Current Research and Scholarly Interests
Certain of our investigations are aimed at elucidating the signals that govern RNA decay. We use E. coli to investigate the mechanism of action of specific ribonucleases, related proteins, small non-coding RNAs, and to identify cellular events and proteins that regulate the actions of these molecules. We are also interested in the developmental aspects of RNA stability, and study mechanisms that lead to changes in decay during morphological and biochemical differentiation in the developmentally complex bacterial genus, Streptomyces.
Our lab has long been interested in the mechanisms that lead to the evolution and dissemination of antibiotic resistance, and currently, we continue to pursue these interests by investigating the biology underlying the ability of bacteria to adapt non-mutationally to antibiotic exposure and other environmental stresses.
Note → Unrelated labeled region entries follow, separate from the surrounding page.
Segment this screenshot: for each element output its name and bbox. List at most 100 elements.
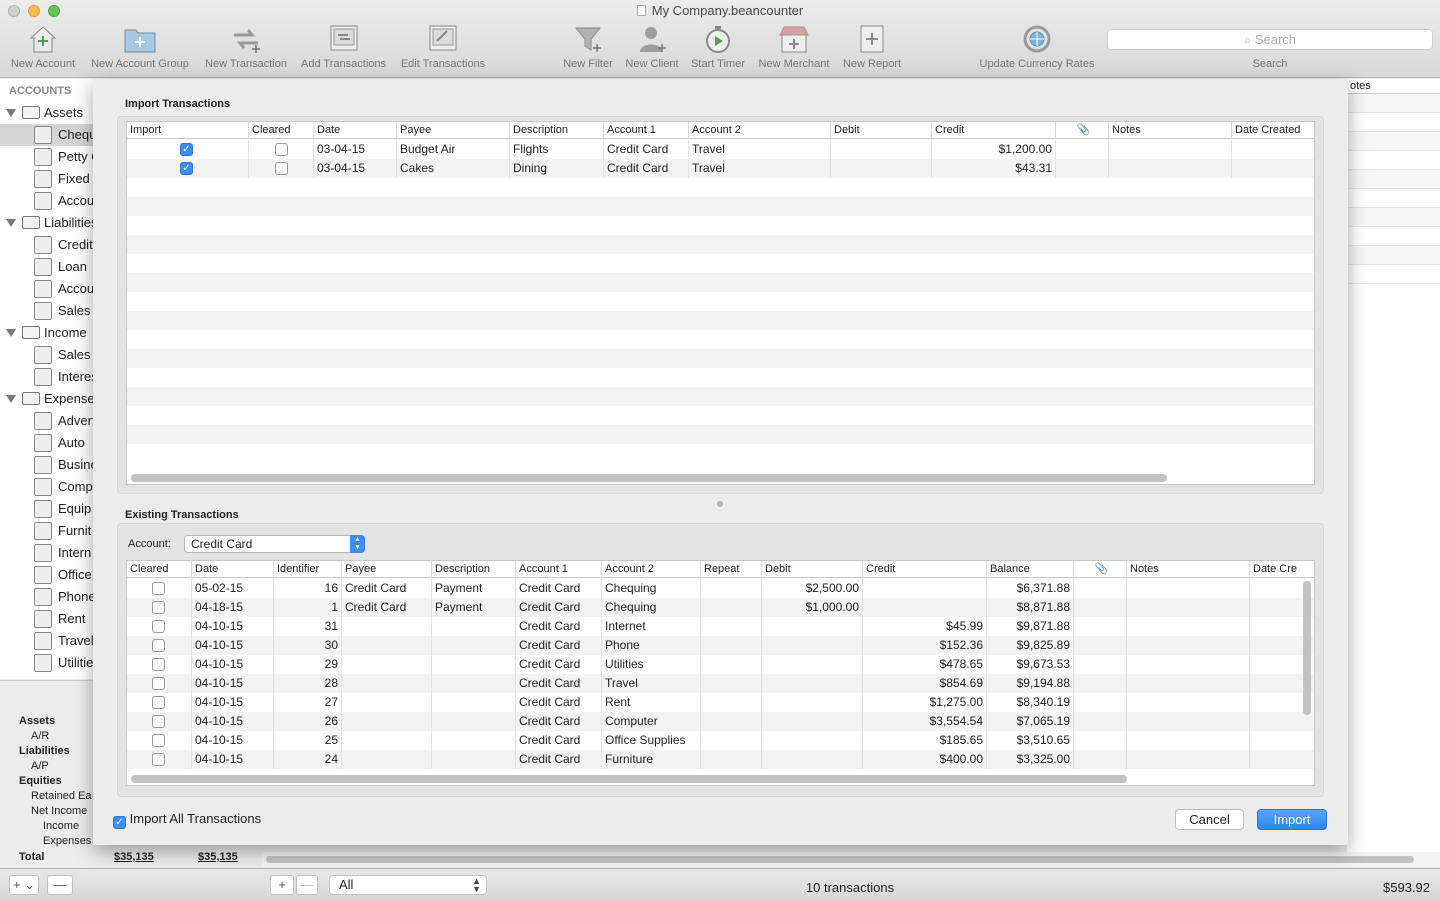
table-row[interactable]: 04-10-15 31 Credit Card Internet $45.99 $9,87… (127, 617, 1314, 636)
sidebar-item[interactable]: Accou (0, 190, 93, 212)
cleared-checkbox[interactable] (152, 639, 165, 652)
column-header[interactable]: Payee (397, 122, 510, 139)
table-row[interactable] (127, 178, 1314, 197)
cleared-checkbox[interactable] (152, 753, 165, 766)
cleared-checkbox[interactable] (275, 143, 288, 156)
new-account-button[interactable]: New Account (8, 22, 78, 70)
cleared-checkbox[interactable] (152, 734, 165, 747)
account-select[interactable]: Credit Card ▲ ▼ (184, 535, 365, 553)
table-row[interactable]: 04-10-15 24 Credit Card Furniture $400.00 $3,… (127, 750, 1314, 769)
disclosure-triangle-icon[interactable] (6, 329, 16, 337)
table-row[interactable] (127, 349, 1314, 368)
cleared-checkbox[interactable] (275, 162, 288, 175)
table-row[interactable] (127, 368, 1314, 387)
table-row[interactable]: 04-10-15 29 Credit Card Utilities $478.65 $9,… (127, 655, 1314, 674)
import-table-scrollbar[interactable] (131, 474, 1167, 482)
sidebar-item[interactable]: Equip (0, 498, 93, 520)
cleared-checkbox[interactable] (152, 582, 165, 595)
column-header[interactable]: Credit (863, 561, 987, 578)
table-row[interactable] (127, 254, 1314, 273)
add-transaction-button[interactable]: + (270, 875, 294, 895)
sidebar-group[interactable]: Income (0, 322, 93, 344)
column-header[interactable]: Date Created (1232, 122, 1314, 139)
sidebar-group[interactable]: Expense (0, 388, 93, 410)
import-checkbox[interactable]: ✓ (180, 162, 193, 175)
sidebar-item[interactable]: Phone (0, 586, 93, 608)
add-account-menu-button[interactable]: + ⌄ (9, 875, 39, 895)
table-row[interactable]: ✓ 03-04-15 Budget Air Flights Credit Card Tra… (127, 140, 1314, 159)
disclosure-triangle-icon[interactable] (6, 395, 16, 403)
cleared-checkbox[interactable] (152, 696, 165, 709)
sidebar-item[interactable]: Auto (0, 432, 93, 454)
cleared-checkbox[interactable] (152, 677, 165, 690)
sidebar-item[interactable]: Comp (0, 476, 93, 498)
sidebar-group[interactable]: Liabilities (0, 212, 93, 234)
column-header[interactable]: Balance (987, 561, 1074, 578)
sidebar-item[interactable]: Interes (0, 366, 93, 388)
column-header[interactable]: Date (314, 122, 397, 139)
sidebar-item[interactable]: Busine (0, 454, 93, 476)
new-merchant-button[interactable]: New Merchant (755, 22, 833, 70)
column-header[interactable]: Account 2 (689, 122, 831, 139)
cleared-checkbox[interactable] (152, 601, 165, 614)
cleared-checkbox[interactable] (152, 715, 165, 728)
new-account-group-button[interactable]: New Account Group (86, 22, 194, 70)
sidebar-item[interactable]: Furnit (0, 520, 93, 542)
column-header[interactable]: Notes (1127, 561, 1250, 578)
existing-table-vscrollbar[interactable] (1303, 581, 1311, 715)
existing-table-hscrollbar[interactable] (131, 775, 1127, 783)
table-row[interactable] (127, 330, 1314, 349)
table-row[interactable]: 04-10-15 25 Credit Card Office Supplies $185… (127, 731, 1314, 750)
sidebar-group[interactable]: Assets (0, 102, 93, 124)
column-header[interactable]: Notes (1109, 122, 1232, 139)
cleared-checkbox[interactable] (152, 620, 165, 633)
sidebar-item[interactable]: Travel (0, 630, 93, 652)
sidebar-item[interactable]: Loan (0, 256, 93, 278)
table-row[interactable] (127, 311, 1314, 330)
remove-account-button[interactable]: — (47, 875, 73, 895)
sidebar-item[interactable]: Sales (0, 344, 93, 366)
sidebar-item[interactable]: Rent (0, 608, 93, 630)
new-transaction-button[interactable]: New Transaction (201, 22, 291, 70)
column-header[interactable]: Cleared (127, 561, 192, 578)
scrollbar-thumb[interactable] (266, 856, 1414, 863)
import-button[interactable]: Import (1257, 809, 1327, 830)
sidebar-item[interactable]: Sales (0, 300, 93, 322)
paperclip-icon[interactable]: 📎 (1056, 122, 1109, 139)
cancel-button[interactable]: Cancel (1175, 809, 1244, 830)
column-header[interactable]: Description (510, 122, 604, 139)
sidebar-item[interactable]: Advert (0, 410, 93, 432)
column-header[interactable]: Import (127, 122, 249, 139)
column-header[interactable]: Payee (342, 561, 432, 578)
sidebar-item[interactable]: Office (0, 564, 93, 586)
disclosure-triangle-icon[interactable] (6, 219, 16, 227)
table-row[interactable] (127, 197, 1314, 216)
column-header[interactable]: Account 2 (602, 561, 701, 578)
column-header[interactable]: Credit (932, 122, 1056, 139)
column-header[interactable]: Date Cre (1250, 561, 1314, 578)
edit-transactions-button[interactable]: Edit Transactions (397, 22, 489, 70)
column-header[interactable]: Account 1 (516, 561, 602, 578)
table-row[interactable] (127, 235, 1314, 254)
split-view-handle[interactable] (717, 501, 723, 507)
column-header[interactable]: Description (432, 561, 516, 578)
column-header[interactable]: Account 1 (604, 122, 689, 139)
sidebar-item[interactable]: Intern (0, 542, 93, 564)
main-horizontal-scrollbar[interactable] (262, 852, 1440, 866)
table-row[interactable] (127, 406, 1314, 425)
table-row[interactable]: ✓ 03-04-15 Cakes Dining Credit Card Travel $43… (127, 159, 1314, 178)
table-row[interactable]: 04-18-15 1 Credit Card Payment Credit Card Ch… (127, 598, 1314, 617)
table-row[interactable]: 04-10-15 26 Credit Card Computer $3,554.54 $7… (127, 712, 1314, 731)
paperclip-icon[interactable]: 📎 (1074, 561, 1127, 578)
import-all-checkbox[interactable]: ✓ Import All Transactions (113, 811, 261, 829)
table-row[interactable] (127, 216, 1314, 235)
new-filter-button[interactable]: New Filter (559, 22, 617, 70)
search-input[interactable]: ⌕ Search (1107, 29, 1433, 50)
table-row[interactable] (127, 292, 1314, 311)
table-row[interactable] (127, 387, 1314, 406)
new-report-button[interactable]: New Report (840, 22, 904, 70)
table-row[interactable]: 04-10-15 28 Credit Card Travel $854.69 $9,194… (127, 674, 1314, 693)
table-row[interactable]: 04-10-15 30 Credit Card Phone $152.36 $9,825.… (127, 636, 1314, 655)
sidebar-item[interactable]: Utilitie (0, 652, 93, 674)
sidebar-item[interactable]: Accou (0, 278, 93, 300)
Some members of our lab use gene inactivation methods plus phenotypic selection approaches to investigate processes that perturb the biology of mammalian cells. One of these inactivation methods, RHKO (random homozygous knockout), enables the identification of cellular genes whose function is exploited by pathogenic microbes. We investigate the effects of genetic variation in these host genes on host sensitivity to pathogens and toxins. A small bioinformatics team within our research group has developed and implemented a novel system of computer programs (Genetic Analysis By Rules Incorporating Expert Logic; GABRIEL) that uses expert knowledge and statistical algorithms used for analysis of genetic data.
A recent area of investigation is the study of mechanisms that selectively enable transcription through expanded trinucleotide repeats (TNCs) of mammalian genomes and the actions of aggregated proteins generated by such repeats. TNCs have a causal role in a variety of degenerative neurological diseases.